Normally I would say that it depends on the website and the license. If the website doesn't have a license for the code, I would look into contacting whoever administrates it.
If it's just small snippets and optimizations, then it's probably fine to translate the code, provided you put some attribution.
The source is from Facebook, it can be found here: https://github.com/facebook/folly
I see now it uses Apache 2.0 license, not MIT.
Dippo, your observations is interesting.
It is very obvious that something strange is going on...

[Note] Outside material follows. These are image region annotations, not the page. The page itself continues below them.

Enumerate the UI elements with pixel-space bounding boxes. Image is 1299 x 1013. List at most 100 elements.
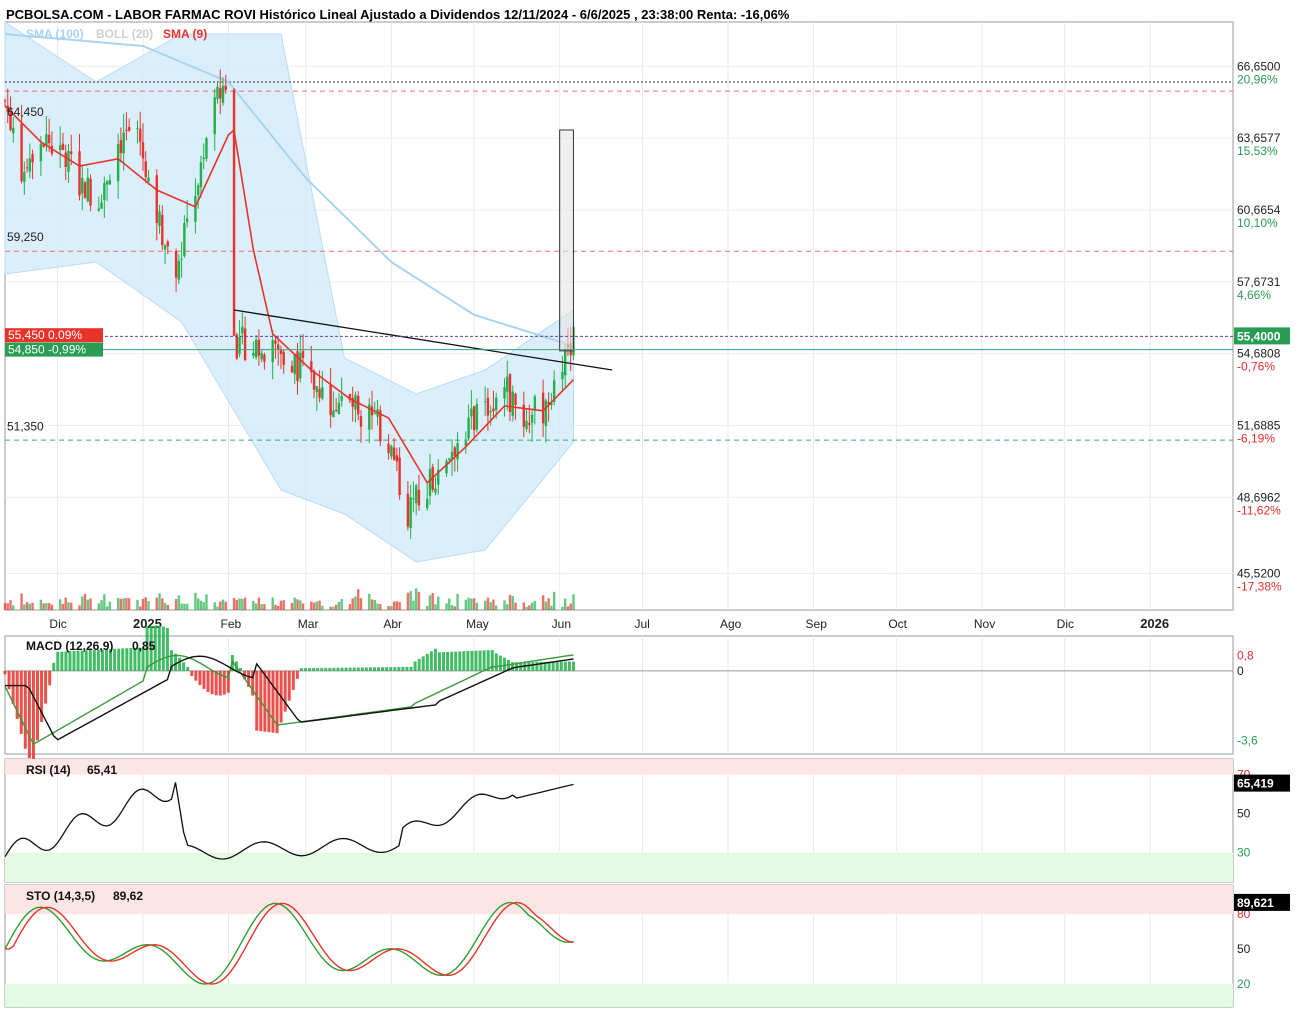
volume-bar-58 xyxy=(224,601,227,610)
candle-body-126 xyxy=(489,411,492,413)
candle-body-45 xyxy=(177,260,181,280)
volume-bar-19 xyxy=(78,605,81,610)
macd-hist-bar-18 xyxy=(76,650,80,671)
candle-body-114 xyxy=(445,460,448,474)
macd-hist-bar-38 xyxy=(157,625,161,671)
price-marker-text-0: 55,450 0.09% xyxy=(8,328,82,342)
volume-bar-0 xyxy=(3,603,7,610)
volume-bar-100 xyxy=(390,606,393,610)
volume-bar-46 xyxy=(180,603,183,610)
sto-oversold-zone xyxy=(5,983,1233,1007)
volume-bar-45 xyxy=(177,595,181,610)
macd-hist-bar-97 xyxy=(397,666,401,671)
volume-bar-110 xyxy=(428,595,432,610)
volume-bar-115 xyxy=(448,598,451,610)
y-axis-pct-5: -6,19% xyxy=(1237,431,1275,445)
candle-body-28 xyxy=(108,180,112,185)
volume-bar-27 xyxy=(105,606,109,610)
volume-bar-59 xyxy=(232,598,236,610)
volume-bar-96 xyxy=(373,599,376,610)
volume-bar-133 xyxy=(514,602,517,610)
volume-bar-120 xyxy=(467,597,470,610)
volume-bar-95 xyxy=(370,599,374,610)
candle-body-61 xyxy=(238,336,241,355)
macd-hist-bar-62 xyxy=(255,670,259,731)
volume-bar-141 xyxy=(547,598,550,610)
macd-hist-bar-108 xyxy=(442,652,446,671)
candle-body-144 xyxy=(561,371,564,380)
macd-hist-bar-112 xyxy=(458,651,462,671)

For your test code the implementation of toLowerAscii() should have nearly no impact, as that operation is really trivial and gcc is smart.
Note that it is generally recommended to put all your code in a proc if speed is a concern -- that can make a noticeable difference in some cases.
I took the original proc from stringutils and copied it in your example. The surprise is that the plain copy makes it more than ten times faster. The inline pragma is not really necessary and even seems to make it a bit slower.
import times
import strutils
proc toLowerAscii*(c: char): char = # {.inline.}=
if c in {'A'..'Z'}:
result = chr(ord(c) + (ord('a') - ord('A')))
else:
result = c
proc main =
var
t0 = epochTime()
s = "This document is a tutorial for the programming language Nim. This tutorial assumes that you are familiar with basic programming concepts like variables, types or statements but is kept very basic. The manual contains many more examples of the advanced language features. All code examples in this tutorial, as well as the ones found in the rest of Nim's documentation, follow the Nim style guide."
r = newString(len(s))
t0 = epochTime()
for x in 1..1000000:
for i in 0..len(s) - 1:
r[i] = strutils.toLowerAscii(s[i]) # this is ten times slower
#r[i] = toLowerAscii(s[i])
echo "Duration (toLower Nim) : ", epochTime() - t0
echo r
main()
I have currently no idea what the real problem is. But note that such bit fiddling tricks are generally not necessary, as compilers are very smart today.
[EDIT]
Well, the problem may be that strutils.toLowerAscii() is not inlined. With this
$ cat nim.cfg
path:"$projectdir"
nimcache:"/tmp/$projectdir"
gcc.options.speed = "-march=native -O3 -flto -fstrict-aliasing"
it becommes very fast. -flto enables inlining due to link time optimization.
rotated = rotated or rotated # is this correct?
I doubt this is correct. For any x: expression x or x gives just x (always), so this line is equivalent to
rotated = rotated
which is pointless and does nothing (unlike the original rotated &= ~c;).